Here’s the thing, friends…if we say we value and long for authentic community, yet are not willing to open our lives and our homes to those around us because we have a few piles of clutter and our homes are not “perfect,” how can our neighbors truly feel comfortable enough to really connect with us? Nobody wants to be friends with the Cleavers. If we insist on waiting until we have the perfect home and perfect clutter-free life before we can invite people in, we’ll be waiting forever.
You know my absolute very favorite thing about Jesus? He loved a hot mess. Like me and you. He didn’t seek out the ones who had it all together, he sought out the imperfect. He used people who were alcoholics (Noah) and thieves (Zacchaeus) and prostitutes (Rahab) to spread the Gospel. Had he sought out the most holy, most sinless, most perfect people, honestly, who would’ve listened? I don’t know about you, but I’m much more moved and inspired by the stories of those who have overcome their sin and been redeemed through the Holy Spirit than by those who have never faced a struggle.
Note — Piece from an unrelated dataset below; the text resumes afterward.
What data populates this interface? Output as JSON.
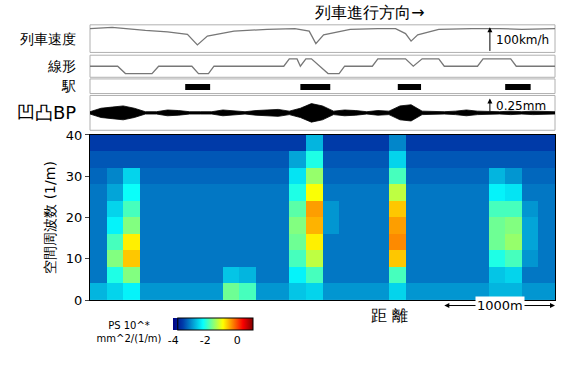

To be fair, vulnerability is hard, scary even, but it’s also a bridge. It’s at the heart of connection. To let people into our mess, into our struggle, and into our homes says to them, “It’s okay to be you. You don’t have to be perfect here.”
What freedom there is in that!
We don’t have to be perfect to spend time with the Lord, and we certainly don’t have to have it all together to invite others in. Don’t miss out on the joy of connection because you’re afraid of people seeing the real you. To be truly seen and known and accepted anyway, well, I’m not sure I can think of a greater gift.